We note also that for LDSC, the sample size provided does not effect the univariate intercept or the intercept SE. Although the heritability estimate and SE are contingent on user provided sample size, the ratio of the heritability estimate over SE is retained regardless of the sample size provided and, therefore, the heritability z-statistic can still be calculated.

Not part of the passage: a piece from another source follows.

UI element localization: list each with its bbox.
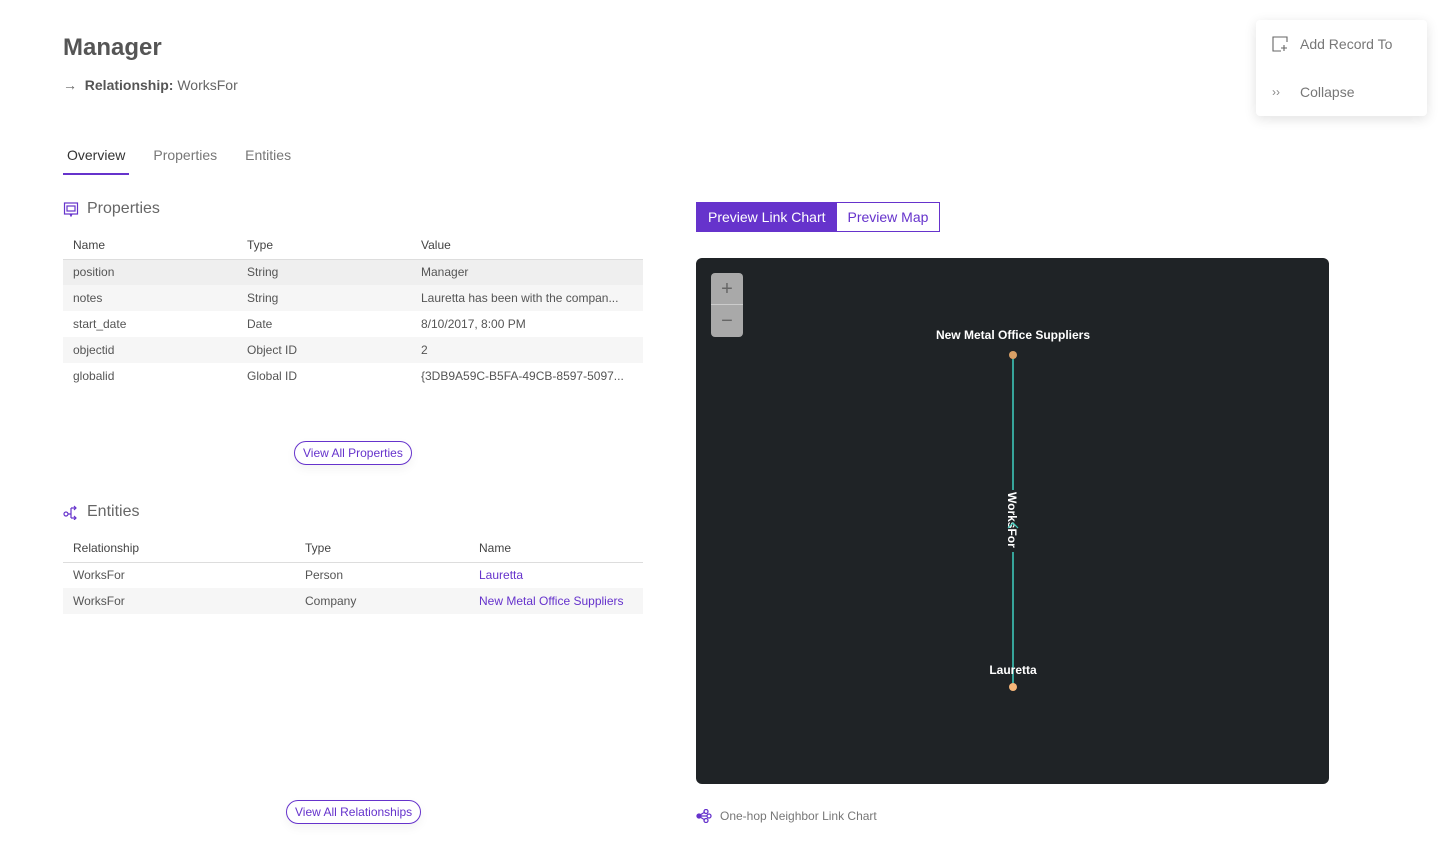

A note on serial versus parallel processing. Serial and parallel processing will return the same output, but are computationally implemented in a serial and parallel fashion, respectively. In our experience using high performance computing systems there were often memory issues when using parallel processing (unless you have access to large memory nodes), in which case serial processing may be preferred. However, on a personal laptop with multiple cores, the computing time will be reduced greatly when using parallel processing. We note that each run is independent of one another, so it is also appropriate to set-up your runs in separate batches. The function runs as many models as there are SNPs.